When I started thinking about this article a few years back, I was prepared to argue that (1) the second amendment does not protect an "individual right," and (2) the second amendment does not apply to individual states, so they should therefore be allowed to outlaw guns.

This was my liberal wishful thinking, anyway, that government should be able to regulate anything as harmful as guns in our society (homicide rate of 4.3 per 100,000, more than 5 times the next highest rate among industrialized nations (Italy)).

But after looking into the history of the debates, etc., it soon became apparent that the overwhelming weight of evidence supports the contrary position, that (1) the second amendment WAS intended to protect an individual right; and (2) the entire bill of rights - including the second amendment - was affirmatively applied to the states in 1868 through the fourteenth amendment privileges or immunities clause (or, alternatively, through the Supreme Court's unnecessarily-tortured "selective incorporation" doctrine premised on the fourteenth amendment due process clause). And as much as I or anyone else might wish it to be otherwise, we can't simply pick and choose from among the constitutional provisions we like and do not like - if we are to maintain fidelity to the notion of constitutional government, we must give effect to the ENTIRE Constitution. (On this point, see also my letter to the New York Times on March, 19, 2007.)
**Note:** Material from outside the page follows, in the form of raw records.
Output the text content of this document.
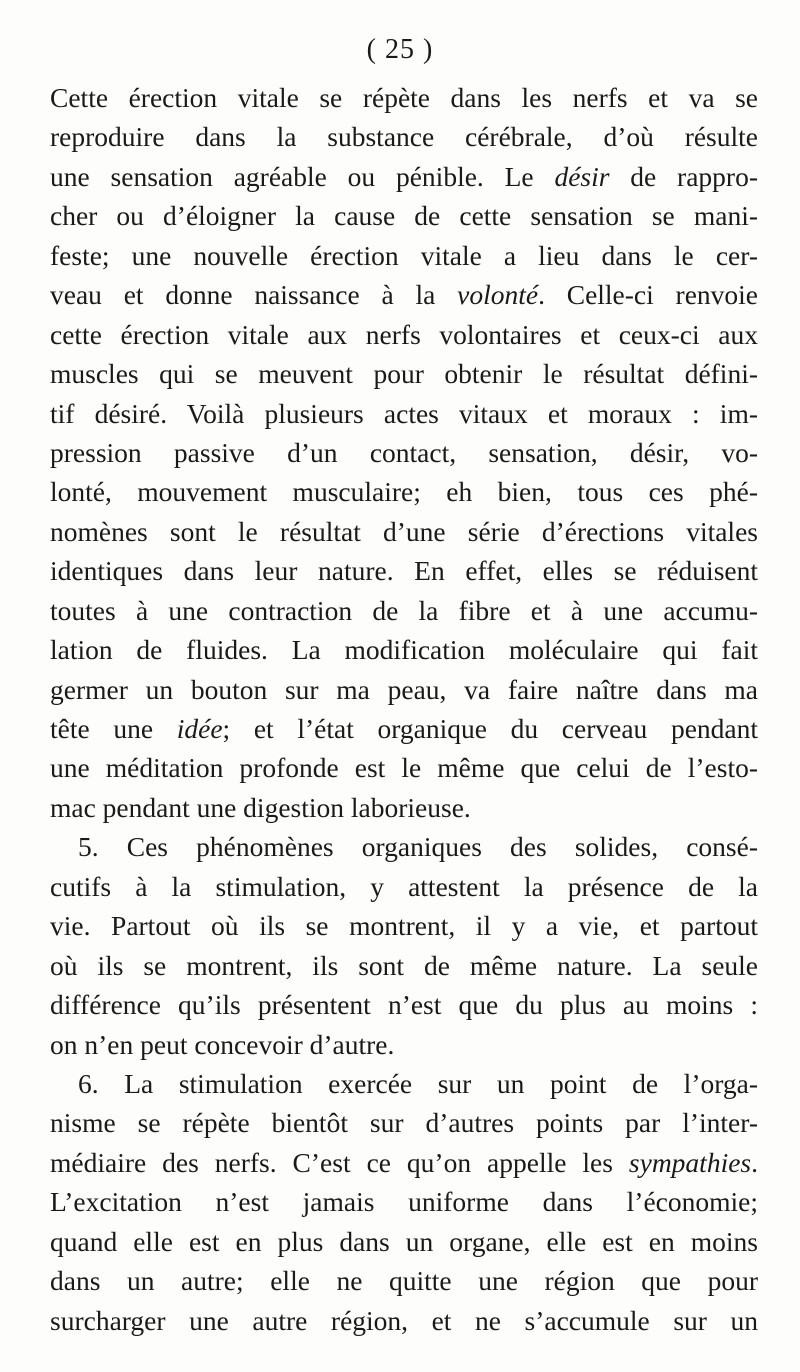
( 25 )
Cette érection vitale se répète dans les nerfs et va se
reproduire dans la substance cérébrale, d’où résulte
une sensation agréable ou pénible. Le désir de rappro-
cher ou d’éloigner la cause de cette sensation se mani-
feste; une nouvelle érection vitale a lieu dans le cer-
veau et donne naissance à la volonté. Celle-ci renvoie
cette érection vitale aux nerfs volontaires et ceux-ci aux
muscles qui se meuvent pour obtenir le résultat défini-
tif désiré. Voilà plusieurs actes vitaux et moraux : im-
pression passive d’un contact, sensation, désir, vo-
lonté, mouvement musculaire; eh bien, tous ces phé-
nomènes sont le résultat d’une série d’érections vitales
identiques dans leur nature. En effet, elles se réduisent
toutes à une contraction de la fibre et à une accumu-
lation de fluides. La modification moléculaire qui fait
germer un bouton sur ma peau, va faire naître dans ma
tête une idée; et l’état organique du cerveau pendant
une méditation profonde est le même que celui de l’esto-
mac pendant une digestion laborieuse.
5. Ces phénomènes organiques des solides, consé-
cutifs à la stimulation, y attestent la présence de la
vie. Partout où ils se montrent, il y a vie, et partout
où ils se montrent, ils sont de même nature. La seule
différence qu’ils présentent n’est que du plus au moins :
on n’en peut concevoir d’autre.
6. La stimulation exercée sur un point de l’orga-
nisme se répète bientôt sur d’autres points par l’inter-
médiaire des nerfs. C’est ce qu’on appelle les sympathies.
L’excitation n’est jamais uniforme dans l’économie;
quand elle est en plus dans un organe, elle est en moins
dans un autre; elle ne quitte une région que pour
surcharger une autre région, et ne s’accumule sur un
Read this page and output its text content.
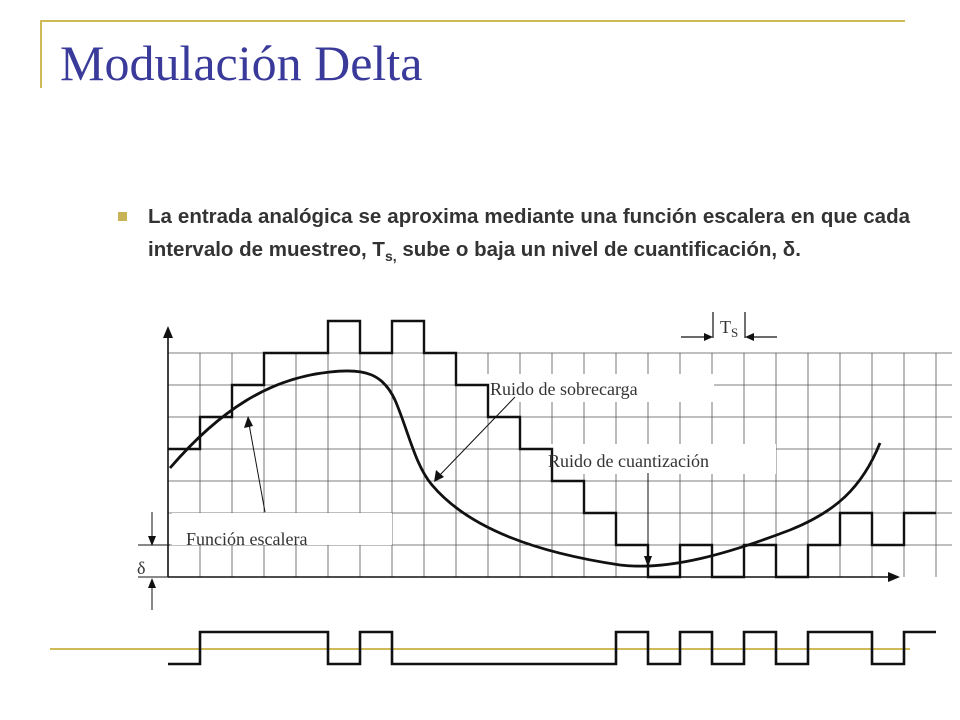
Modulación Delta

La entrada analógica se aproxima mediante una función escalera en que cada intervalo de muestreo, $T_{s,}$ sube o baja un nivel de cuantificación, δ.

$T_S$
Ruido de sobrecarga
Ruido de cuantización
Función escalera
δ
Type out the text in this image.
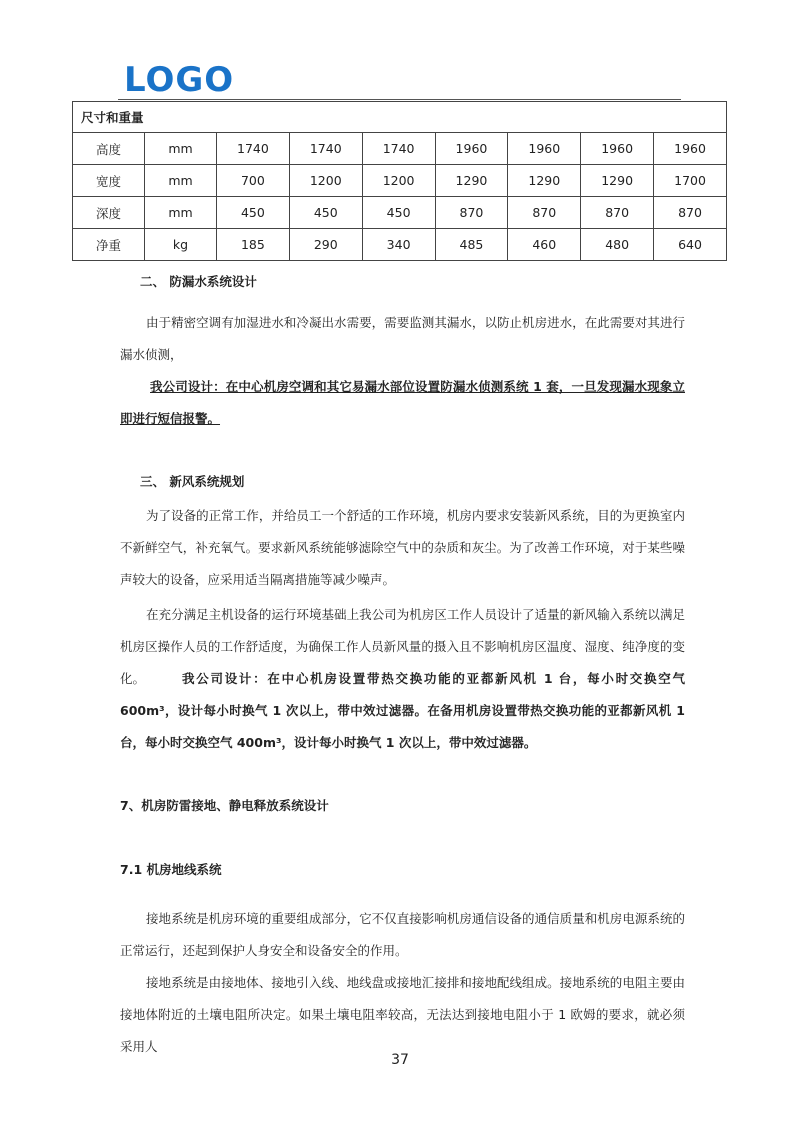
LOGO
尺寸和重量								
高度	mm	1740	1740	1740	1960	1960	1960	1960
宽度	mm	700	1200	1200	1290	1290	1290	1700
深度	mm	450	450	450	870	870	870	870
净重	kg	185	290	340	485	460	480	640
二、 防漏水系统设计
由于精密空调有加湿进水和冷凝出水需要，需要监测其漏水，以防止机房进水，在此需要对其进行漏水侦测，
我公司设计：在中心机房空调和其它易漏水部位设置防漏水侦测系统 1 套，一旦发现漏水现象立即进行短信报警。
三、 新风系统规划
为了设备的正常工作，并给员工一个舒适的工作环境，机房内要求安装新风系统，目的为更换室内不新鲜空气，补充氧气。要求新风系统能够滤除空气中的杂质和灰尘。为了改善工作环境，对于某些噪声较大的设备，应采用适当隔离措施等减少噪声。
在充分满足主机设备的运行环境基础上我公司为机房区工作人员设计了适量的新风输入系统以满足机房区操作人员的工作舒适度，为确保工作人员新风量的摄入且不影响机房区温度、湿度、纯净度的变化。	我公司设计：在中心机房设置带热交换功能的亚都新风机 1 台，每小时交换空气 600m³，设计每小时换气 1 次以上，带中效过滤器。在备用机房设置带热交换功能的亚都新风机 1 台，每小时交换空气 400m³，设计每小时换气 1 次以上，带中效过滤器。
7、机房防雷接地、静电释放系统设计
7.1 机房地线系统
接地系统是机房环境的重要组成部分，它不仅直接影响机房通信设备的通信质量和机房电源系统的正常运行，还起到保护人身安全和设备安全的作用。
接地系统是由接地体、接地引入线、地线盘或接地汇接排和接地配线组成。接地系统的电阻主要由接地体附近的土壤电阻所决定。如果土壤电阻率较高，无法达到接地电阻小于 1 欧姆的要求，就必须采用人
37
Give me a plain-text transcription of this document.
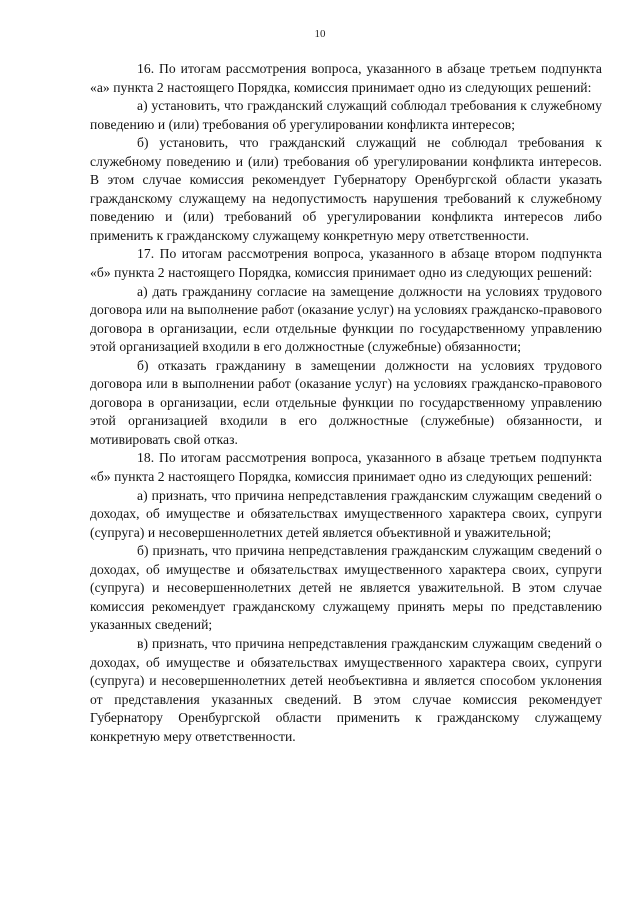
10

16. По итогам рассмотрения вопроса, указанного в абзаце третьем подпункта «а» пункта 2 настоящего Порядка, комиссия принимает одно из следующих решений:

а) установить, что гражданский служащий соблюдал требования к служебному поведению и (или) требования об урегулировании конфликта интересов;

б) установить, что гражданский служащий не соблюдал требования к служебному поведению и (или) требования об урегулировании конфликта интересов. В этом случае комиссия рекомендует Губернатору Оренбургской области указать гражданскому служащему на недопустимость нарушения требований к служебному поведению и (или) требований об урегулировании конфликта интересов либо применить к гражданскому служащему конкретную меру ответственности.

17. По итогам рассмотрения вопроса, указанного в абзаце втором подпункта «б» пункта 2 настоящего Порядка, комиссия принимает одно из следующих решений:

а) дать гражданину согласие на замещение должности на условиях трудового договора или на выполнение работ (оказание услуг) на условиях гражданско-правового договора в организации, если отдельные функции по государственному управлению этой организацией входили в его должностные (служебные) обязанности;

б) отказать гражданину в замещении должности на условиях трудового договора или в выполнении работ (оказание услуг) на условиях гражданско-правового договора в организации, если отдельные функции по государственному управлению этой организацией входили в его должностные (служебные) обязанности, и мотивировать свой отказ.

18. По итогам рассмотрения вопроса, указанного в абзаце третьем подпункта «б» пункта 2 настоящего Порядка, комиссия принимает одно из следующих решений:

а) признать, что причина непредставления гражданским служащим сведений о доходах, об имуществе и обязательствах имущественного характера своих, супруги (супруга) и несовершеннолетних детей является объективной и уважительной;

б) признать, что причина непредставления гражданским служащим сведений о доходах, об имуществе и обязательствах имущественного характера своих, супруги (супруга) и несовершеннолетних детей не является уважительной. В этом случае комиссия рекомендует гражданскому служащему принять меры по представлению указанных сведений;

в) признать, что причина непредставления гражданским служащим сведений о доходах, об имуществе и обязательствах имущественного характера своих, супруги (супруга) и несовершеннолетних детей необъективна и является способом уклонения от представления указанных сведений. В этом случае комиссия рекомендует Губернатору Оренбургской области применить к гражданскому служащему конкретную меру ответственности.
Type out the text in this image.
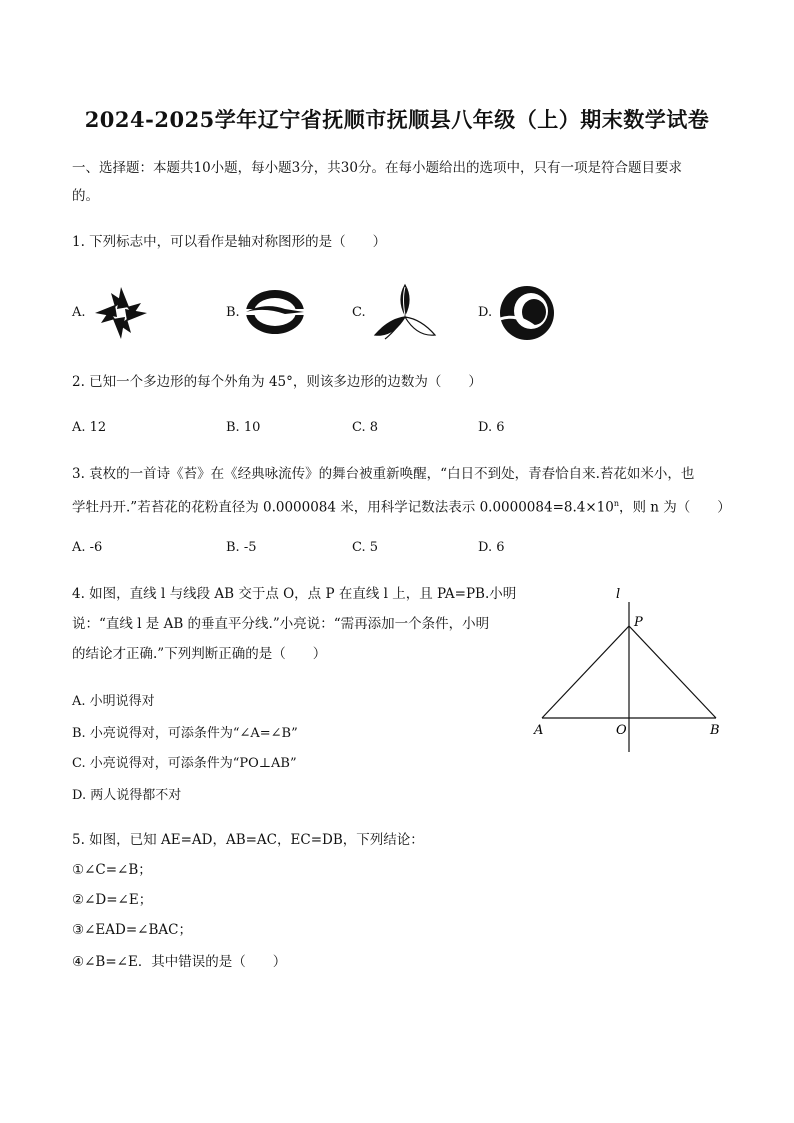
2024-2025学年辽宁省抚顺市抚顺县八年级（上）期末数学试卷
一、选择题：本题共10小题，每小题3分，共30分。在每小题给出的选项中，只有一项是符合题目要求
的。
1. 下列标志中，可以看作是轴对称图形的是（　　）
A.	B.	C.	D.
2. 已知一个多边形的每个外角为 45°，则该多边形的边数为（　　）
A. 12	B. 10	C. 8	D. 6
3. 袁枚的一首诗《苔》在《经典咏流传》的舞台被重新唤醒，“白日不到处，青春恰自来.苔花如米小，也
学牡丹开.”若苔花的花粉直径为 0.0000084 米，用科学记数法表示 $0.0000084=8.4\times 10^n$，则 n 为（　　）
A. -6	B. -5	C. 5	D. 6
4. 如图，直线 l 与线段 AB 交于点 O，点 P 在直线 l 上，且 PA=PB.小明
说：“直线 l 是 AB 的垂直平分线.”小亮说：“需再添加一个条件，小明
的结论才正确.”下列判断正确的是（　　）
A. 小明说得对
B. 小亮说得对，可添条件为“∠A=∠B”
C. 小亮说得对，可添条件为“PO⊥AB”
D. 两人说得都不对
l
P
A	O	B
5. 如图，已知 AE=AD，AB=AC，EC=DB，下列结论：
①∠C=∠B；
②∠D=∠E；
③∠EAD=∠BAC；
④∠B=∠E．其中错误的是（　　）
But, as I say in the article (fn. 5), to say that a right like the second amendment is entitled to constitutional protection is NOT to say the right cannot be meaningfully regulated. As Harvard law professor Laurence Tribe notes, "[measures that] by and large do not seek to ban all firearms, but seek only to prohibit a narrow type of weaponry (such as assault rifles) or to regulate gun ownership by means of waiting periods, registration, mandatory safety devices, or the like ... are plainly constitutional.... Even in colonial time the weaponry of the militia was subject to regulation."

Here's the full abstract to the Missouri Law Review article:

"The second amendment, alternately maligned over the years as the black sheep of the constitutional family and praised as a palladium of the liberties of a republic, should be recognized by the United States Supreme Court to apply to the several States through the Fourteenth Amendment privileges or immunities clause or, alternatively, through the due process clause.
This article suggests that the issue of Second Amendment incorporation presents a useful contemporary mechanism for the Court to revive the long-dormant Fourteenth Amendment privileges or immunities clause. Such judicial recognition of the clause is necessary to respect the Framers’ vision, as inspired by the Declaration of Independence and laid out in the amended Constitution, for a government that would serve, instead of rule, the people. Government would exercise its necessary, limited role, and otherwise leave the people alone, with the Constitution standing ever watchful as guardian to assure that government would not overstep its bounds, as governments are apt to do."

Monday, October 1, 2007

Post-Bush America

One of the lasting effects of the George W. Bush presidency is that U.S. credibility is so damaged around the world that it will be difficult for his successor to shape events ranging from addressing global warming, to economic integration, to middle-east politics, and so on and so on.

Perhaps most worrisome is that democracy itself, as a viable political system for the greater good, is damaged by U.S. behavior under Bush's leadership. Why democracy, one might ask, in view of the messes the U.S. is making in Iraq, global warming, Guantanamo Bay, etc., etc.? As Roger Cohen suggests in today's New York Times, "Liberal democracy has taken a battering. A countermodel now exists: the authoritarian-capitalist, or Leninist-capitalist, systems of China and Russia. They have benefited from Iraq's democracy-as-mayhem."

Democracy is the best system yet devised for protecting the Enlightenment-based values of Reason and Individual Liberty. With the bungling of Bush and the Gang that Couldn't Shoot Straight, the next president will have a tall task in restoring faith around the world in the American version of democracy epitomized in the values of pluralism, rule of law, independent media, market economies, tolerance, and basic human decency.